Sounds like an interesting method I might try. Here's another hack for peeling eggs. Boil the eggs, drain them and cover with cold water. Take each egg and smack it to crack the end. Put the eggs back in the pan and let sit a few minutes in the cold water. The water will get between the membrane and the egg and make them simple and easy to peel. It works!!


----------



## MoCoop (Feb 17, 2014)

I usually put eggs in a pan of cold water, bring it to a boil, cover it, and let it sit for 20 minutes. I shock them with cold water to stop them cooking and it's done. Unless the eggs are super fresh, they peel quite easily. As I have hens, I usually know how old my eggs are, the super fresh ones I fry or poach or make tiramasu or something else nummy that needs the freshness, so I don't often boil really fresh eggs.
Should I ever need to hard boil fresh eggs, I will try the steaming method. I can't see heating the oven up for a couple of eggs. I usually hard boil 10 or 12 eggs at a time, but they keep quite nicely in the shell (refrigerated of course.
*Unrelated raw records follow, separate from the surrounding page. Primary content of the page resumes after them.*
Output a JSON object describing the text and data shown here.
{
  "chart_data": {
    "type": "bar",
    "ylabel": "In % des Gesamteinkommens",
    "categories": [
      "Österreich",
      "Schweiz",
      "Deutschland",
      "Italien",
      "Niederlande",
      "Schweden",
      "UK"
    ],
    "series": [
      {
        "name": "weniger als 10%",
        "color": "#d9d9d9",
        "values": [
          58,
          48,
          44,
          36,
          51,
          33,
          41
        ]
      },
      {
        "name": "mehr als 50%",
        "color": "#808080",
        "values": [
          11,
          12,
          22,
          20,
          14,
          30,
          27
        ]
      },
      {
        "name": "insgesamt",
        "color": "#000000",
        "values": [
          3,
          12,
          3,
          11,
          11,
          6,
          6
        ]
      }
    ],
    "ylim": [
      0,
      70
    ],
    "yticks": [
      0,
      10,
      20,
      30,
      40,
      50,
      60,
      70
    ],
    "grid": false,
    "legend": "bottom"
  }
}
But with the oven method I wouldn't be able to do that many as they wouldn't keep so well and we don't eat them very fast.
If you cook a lot of eggs often, the oven thing would be a nice solution, but I like the way I've been cooking them for half a century just fine, they taste great.


----------



## chooksnpinkroses (Aug 23, 2012)

Sounds to me like more trouble than what I normally do. I sometimes steam them and other times boil them. They are easy to peel if not too fresh, eg at least a week or more old. I also have chooks and know how old my eggs are. I usually do around 6 - 8 eggs at a time.


----------



## geezee (Feb 15, 2018)

Here's something I just tried. If you have an Ipot, think 5-5-5. I put a whole dozen (or as few as you want) right out of fridge. Use the rack comes with Ipot. (I used a tea strainer to fill the center hole of the rack). Pile high with eggs. Add 1 cup water for a 6qt pot. (1 -1/2 cup if 8qt.) Set to manual pressure. Cook 5 min. Unplug. Let sit 5 min. Manually bleed off pressure. Remove with tongs plunging them into bowl of ice water with ice cubes. Let sit in ice water 5 min. Peel. Peels flew off no sticking! I deviled them. Perfect.


----------



## Linda6885 (Feb 13, 2011)

I use 'old school'. Bring eggs to hard boil, turn off heat, cover and let sit for 20 min. Drain and cool in ice water, Perfectly done, no gray rings around yeellows. Or Bring eggs to boil, turn down to simmer for 12 min. Drain, cool in ice water. perfect.


----------



## MoCoop (Feb 17, 2014)

I just remembered that when I was a kid, yeah, back in the dark ages, we used to bake eggs now and again for variety. Melt some butter in a muffin tin in the oven, take the tin out and break one or two eggs in each cup - they all have to have the same number unless you like yours runny, In fact I think that's why we did it that way, my oldest sister's eggs had to be done to the point of being chewy, the rest of us liked them softer, salt & pepper, bake until set. I believe we baked them in a hot oven, 400F or so but I can't really remember. Baking eggs is not a new "hack", it is as old as ovens, and those go back thousands of years. It is a useful skill regained


----------



## Nana Chickens (Feb 9, 2012)

My favorite way of doing hard boiled eggs at the moment is my, Instant Pot. 5 minutes, high pressure, 5 minutes natural release and finally 5 minutes ice water soak. Then crack the shells by rapping on a hard surface and slipping the shells off.


----------